Oracle shares Big Data strategy for Indian telecoms

Software major Oracle has shared Big Data strategy for Indian telecom operators. Namit Sinha, senior sales director, Technology, Oracle India, says the Big Data strategy followed by Oracle is centered on the idea that customers can evolve their current enterprise data architecture to incorporate Big Data and deliver business value, leveraging the proven reliability, flexibility and performance of their Oracle systems.

Big Data opportunities in telecom market

Indian telecom sector has seen growth as high as 20 percent CAGR over the last few years. A Deloitte study on the telecom sector states the knowledge that operators have about their customers coupled with their skills and assets in identity and authentication, billing, device management and customer care, allow the operators to position their networks as enablers of digital operations. Telecom networks are becoming the backbone of several critical industries including IT, as the operations of these industries increasingly depend on the reliability of robust telecom networks.

With the increasing demand for telecommunications, telecom operators in the country realize that they need to put in place sophisticated technology like Big Data & analytics to decode and analyze this deluge of data to maintain a competitive edge.

Challenges

A recent report by EY titled The top 10 business risks in telecommunications states the key challenges facing the telecom sector is the need to understand and respond to fast-changing customer expectations and behaviors. To match customer expectations, telecom operators today heavily bank on third-party information. A big challenge for operators is to acquire this data and combining it with the structured data set already available in the telecom dataware house. The next challenge lies in explosion of volume of data closer to the origin. The problem here is storing and processing these levels of volumes in traditional databases and technologies.
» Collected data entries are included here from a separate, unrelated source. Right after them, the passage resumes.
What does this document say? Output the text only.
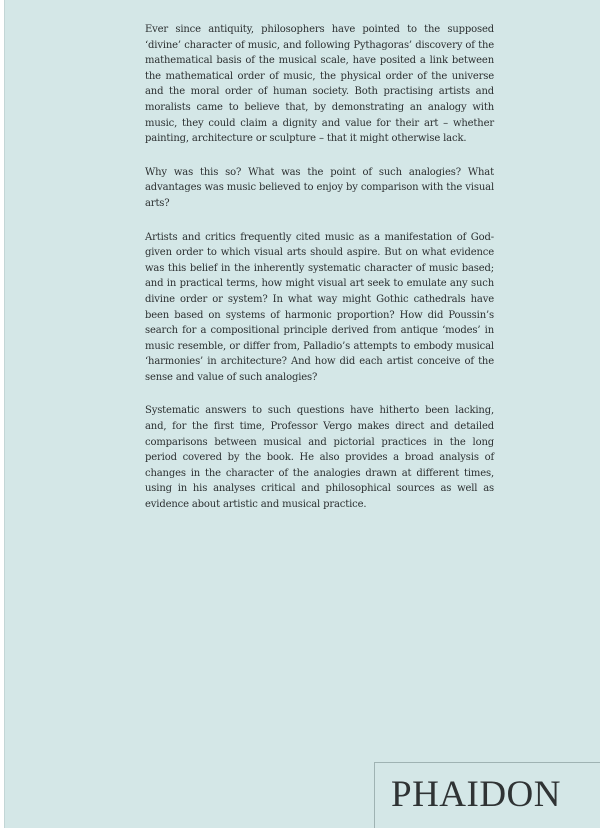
Ever since antiquity, philosophers have pointed to the supposed ‘divine’ character of music, and following Pythagoras’ discovery of the mathematical basis of the musical scale, have posited a link between the mathematical order of music, the physical order of the universe and the moral order of human society. Both practising artists and moralists came to believe that, by demonstrating an analogy with music, they could claim a dignity and value for their art – whether painting, architecture or sculpture – that it might otherwise lack.

Why was this so? What was the point of such analogies? What advantages was music believed to enjoy by comparison with the visual arts?

Artists and critics frequently cited music as a manifestation of God-given order to which visual arts should aspire. But on what evidence was this belief in the inherently systematic character of music based; and in practical terms, how might visual art seek to emulate any such divine order or system? In what way might Gothic cathedrals have been based on systems of harmonic proportion? How did Poussin’s search for a compositional principle derived from antique ‘modes’ in music resemble, or differ from, Palladio’s attempts to embody musical ‘harmonies’ in architecture? And how did each artist conceive of the sense and value of such analogies?

Systematic answers to such questions have hitherto been lacking, and, for the first time, Professor Vergo makes direct and detailed comparisons between musical and pictorial practices in the long period covered by the book. He also provides a broad analysis of changes in the character of the analogies drawn at different times, using in his analyses critical and philosophical sources as well as evidence about artistic and musical practice.

PHAIDON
Namit Sinha, senior sales director, Technology, Oracle India

When compared to traditional infrastructure for analytics, the biggest change in a Big Data ecosystem is in the data acquisition phase from multiple sources. The infrastructure required to support the acquisition of big data must deliver low, predictable latency in both capturing data and in executing short, simple queries. It should be able to handle very high transaction volumes, often in a distributed environment; and support flexible, dynamic data structures. Telecom operators also face challenge around some of the softer issues such as the quality, privacy and security of the data. Additionally, Telecom operators need to recognize that they can’t drive big data with the same cost economics as they do for the regular business data. They need the right tools to handle various technical hurdles around scalability, around the complexity of the data, around the rate at which the data is coming from the sensors and managing data latency.

Opportunities

While there are a few challenges, the better news is that telecom operators have far more exciting opportunities to leverage through Big Data. Operators today have at hand trillions of bytes of unstructured information about their customers, suppliers, and operations. This large pool of information can be captured, aggregated, stored, and analyzed as part of every sector and function of the global economy.

Careful examination of this varied, scattered and unformatted digital data streams can reveal new sources of economic value and provide fresh insights into customer behavior. Companies can look at a possibility of business hypothesis testing by digging deeper into this unstructured pool of information and analyzing them against existing business warehouse data with accuracy.

Demand of Indian telecom operators

Today, the main concern of the operators is not the cost but to deliver value added services, improved customer experience, retaining a customer and grow a profitable customer base. To cater to this, telecom operators require infrastructure that is able to deliver low, predictable latency in both capturing data and in executing short, simple queries. It should be able to handle very high transaction volumes, often in a distributed environment; and support flexible, dynamic data structures. They also need to address softer issues such as the quality, privacy and security of the data.

While Telecom operators realize that there is competitive advantage in the information, they also recognize that they can’t drive big data with the same cost economics as they do for the regular business data. For this reason, operators are looking at the right tools to handle various technical hurdles around scalability, around the complexity of the data, around the rate at which the data is coming from the sensors and manage data latency.

Oracle’s strategy

For Oracle, the telecom industry is a major focus and growth driver in India. The Big Data strategy followed by Oracle is centered on the idea that customers can evolve their current enterprise data architecture to incorporate Big Data and deliver business value, leveraging the proven reliability, flexibility and performance of their Oracle systems. Oracle solutions for communications address complex business processes relevant to the industry to help organizations speed time to market, reduce costs, and gain a competitive edge.

By leveraging Oracle Big Data Appliance in conjunction with Oracle Exadata, telecom operators can acquire, organize and analyze all their enterprise data – including structured and unstructured data – to make the most informed decisions in real-time.

“In addition, we offer Oracle’s communication data model, which is a prebuilt communications industry-specific data warehouse-database schema with associated analytic models and dashboards,” Oracle’s Sinha said.

Oracle’s Enterprise performance management applications support telecom operators with strategic planning and goal setting, financial and operational planning, the end-to-end financial close and reporting process, and profitability management in a comprehensive and fully integrated suite.